The American war in Vietnam has had resounding implications on the wars that followed; however, the U.S. Army failed to learn lessons from Vietnam. As seen above, the U.S. Army failed to fully institutionalize lessons learned because it is always in a rush to move on. The Army did not believe it could learn much from a war it lost and predicted that it still needed to only face the Russian Army in large-scale combat. The Army failed to come to terms with its shortcomings, instead pretending that Vietnam was a one-off. The idea of the Vietnam Syndrome shows that the Army thought of the war only as its loss and not as a way to develop better counterinsurgency doctrine.
The End of the Cold War, Desert Storm, and GWOT
In the aftermath of Vietnam, the Army was disgraced by its loss in Vietnam, failed further during the botched Desert One rescue attempt, and fell into a malaise. However, under President Ronald Reagan, the military worked towards ending the malaise of failure. As it participated in small operations, such as Operation Just Cause, it began to feel its might again. Two major events occurred that imparted the Army with victory disease so rancid that it contributed to the failure of the occupations of Iraq and Afghanistan.
The first major event was the success of the U.S. mission during Operation Desert Storm from August 1990 to February 1991. In repelling, routing, and utterly demoralizing the Iraqi Army, the U.S. Army felt it had finally kicked the Vietnam War syndrome. Unfortunately, America was drunk on its military victory and forgot the loss of Vietnam. The second event was the dissolution of the USSR and the end of the Cold War in 1991. America, so it seemed, was now the invincible superpower. Intoxicated by these two victories, the 21st century crashed into America.

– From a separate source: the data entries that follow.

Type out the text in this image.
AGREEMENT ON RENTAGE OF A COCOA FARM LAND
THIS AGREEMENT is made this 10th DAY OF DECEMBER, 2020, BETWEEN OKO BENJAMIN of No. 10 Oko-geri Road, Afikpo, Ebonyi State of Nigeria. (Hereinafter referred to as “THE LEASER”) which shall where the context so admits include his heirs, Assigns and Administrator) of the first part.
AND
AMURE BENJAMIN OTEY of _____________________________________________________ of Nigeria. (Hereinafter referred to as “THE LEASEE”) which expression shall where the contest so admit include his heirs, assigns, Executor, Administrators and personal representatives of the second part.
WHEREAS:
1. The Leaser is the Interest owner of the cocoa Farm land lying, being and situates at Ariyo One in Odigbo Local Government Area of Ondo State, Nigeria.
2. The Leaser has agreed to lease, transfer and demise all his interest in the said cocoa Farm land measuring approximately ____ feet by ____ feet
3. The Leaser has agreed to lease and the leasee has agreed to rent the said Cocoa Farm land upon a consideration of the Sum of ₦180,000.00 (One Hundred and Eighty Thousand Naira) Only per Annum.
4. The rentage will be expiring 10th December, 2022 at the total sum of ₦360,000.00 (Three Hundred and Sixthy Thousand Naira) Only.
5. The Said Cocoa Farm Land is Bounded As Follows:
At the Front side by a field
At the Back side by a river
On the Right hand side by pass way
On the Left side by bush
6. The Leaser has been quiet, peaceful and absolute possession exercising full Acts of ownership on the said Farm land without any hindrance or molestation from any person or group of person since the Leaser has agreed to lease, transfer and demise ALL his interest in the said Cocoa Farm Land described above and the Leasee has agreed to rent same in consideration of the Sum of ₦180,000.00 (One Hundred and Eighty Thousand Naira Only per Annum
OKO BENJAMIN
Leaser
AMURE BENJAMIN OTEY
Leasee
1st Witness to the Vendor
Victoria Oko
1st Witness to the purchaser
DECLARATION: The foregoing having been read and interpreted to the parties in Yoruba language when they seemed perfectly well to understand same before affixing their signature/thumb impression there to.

This jubilation did not last long; on 11 Sept 2001, terrorists attacked the World Trade Center and the Pentagon. Beginning in October of 2001, the Global War on Terror commenced with the invasion of Afghanistan.[8] The war in Afghanistan was eerily similar to that of Vietnam. Yet, the U.S. had not learned its lessons fully and was unprepared for the pacifying mission in Afghanistan following the fall of the Taliban. The United States also failed to follow the warning of Clausewitz against opening a second front, and started a second war in Iraq in 2003. The ensuing occupation of Iraq led to the creation of ISIS and other terrorist organizations, and in Afghanistan, the government made no headway into the rural areas. In the fallout of the disastrous withdrawal from Afghanistan, it looks like the Army is preparing to continue the mistake of failing to learn.